Facebook manipulated the news feeds of almost 2 million American users during the 2012 presidential election without telling them. The manipulation led to a 3 percent increase in voter turnout, according to the company’s own data scientist.

In a stunning revelation, the three months prior to Election Day in 2012 saw Facebook “tweak” the feeds of 1.9 million Americans by sharing their friends’ hard news posts rather than the usual personal posts. The effect was felt most by occasional Facebook users who reported in a survey they paid more attention to the government because of their friends’ hard news feeds. Facebook didn’t tell users about this psychology experiment, but it boosted voter turnout by 3 percent.
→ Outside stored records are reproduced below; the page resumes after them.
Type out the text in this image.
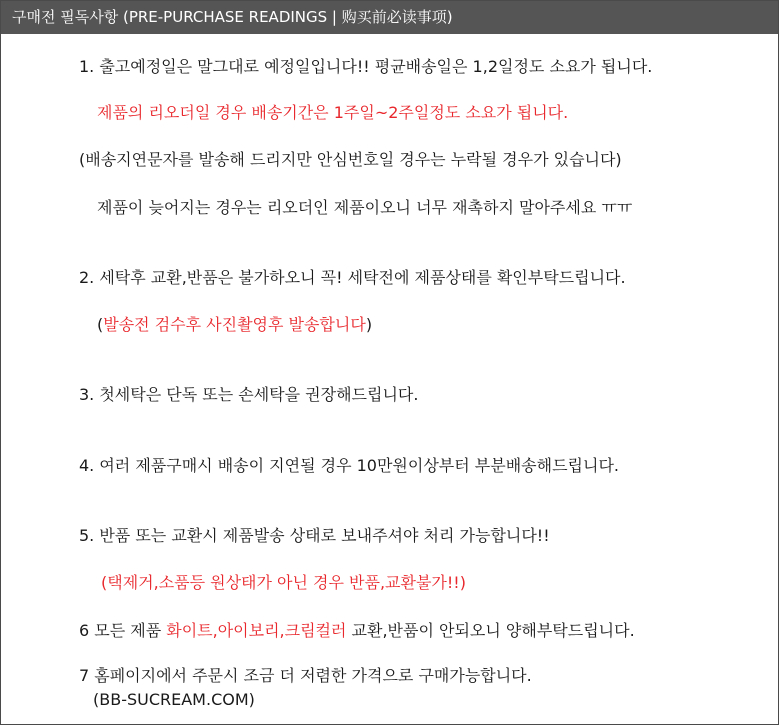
구매전 필독사항 (PRE-PURCHASE READINGS | 购买前必读事项)
1. 출고예정일은 말그대로 예정일입니다!! 평균배송일은 1,2일정도 소요가 됩니다.
제품의 리오더일 경우 배송기간은 1주일~2주일정도 소요가 됩니다.
(배송지연문자를 발송해 드리지만 안심번호일 경우는 누락될 경우가 있습니다)
제품이 늦어지는 경우는 리오더인 제품이오니 너무 재촉하지 말아주세요 ㅠㅠ
2. 세탁후 교환,반품은 불가하오니 꼭! 세탁전에 제품상태를 확인부탁드립니다.
(발송전 검수후 사진촬영후 발송합니다)
3. 첫세탁은 단독 또는 손세탁을 권장해드립니다.
4. 여러 제품구매시 배송이 지연될 경우 10만원이상부터 부분배송해드립니다.
5. 반품 또는 교환시 제품발송 상태로 보내주셔야 처리 가능합니다!!
(택제거,소품등 원상태가 아닌 경우 반품,교환불가!!)
6 모든 제품 화이트,아이보리,크림컬러 교환,반품이 안되오니 양해부탁드립니다.
7 홈페이지에서 주문시 조금 더 저렴한 가격으로 구매가능합니다.
(BB-SUCREAM.COM)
The experiment was first shared with the public in two talks given by Facebook’s data scientist, Lada Adamic, in the fall of 2012, and more details were disclosed recently by Mother Jones. In those talks, Adamic said a colleague at Facebook, Solomon Messing, “tweaked” the feeds. Afterwards, Messing surveyed the group and found that voter turnout and political engagement grew from a self-reported 64 percent to more than 67 percent.

Michael Buckley, vice president for global business communication at Facebook, said the Messing study was an “in product” test designed to see how users would react with news feeds that were more prominent.


“This was literally some of the earliest learning we had on news,” Buckley told Mother Jones. “Now, we’ve literally changed News Feed, to reduce spam and increase quality of content.”

Buckley said the public will not receive full answers about that experiment until some point in 2015, when the academic papers are expected to be published.

It is not the first time that Facebook has been exposed for conducting psychological experiments on its users without their knowledge. In June, it was revealed that Facebook tried to manipulate users’ emotions when toying with the feelings of 689,003 randomly-selected, English-speaking Facebook users by changing the contents of their news feed. During a week-long period in January 2012, researchers staged two parallel experiments, reducing the number of positive or negative updates in each user’s news feed.

“These results suggest that the emotions expressed by friends, via online social networks, influence our own moods, constituting, to our knowledge, the first experimental evidence for massive-scale emotional contagion via social networks, and providing support for previously contested claims that emotions spread via contagion through a network,” according to a paper published in the June edition of the journal Proceedings of the National Academy of Scientists (PNAS).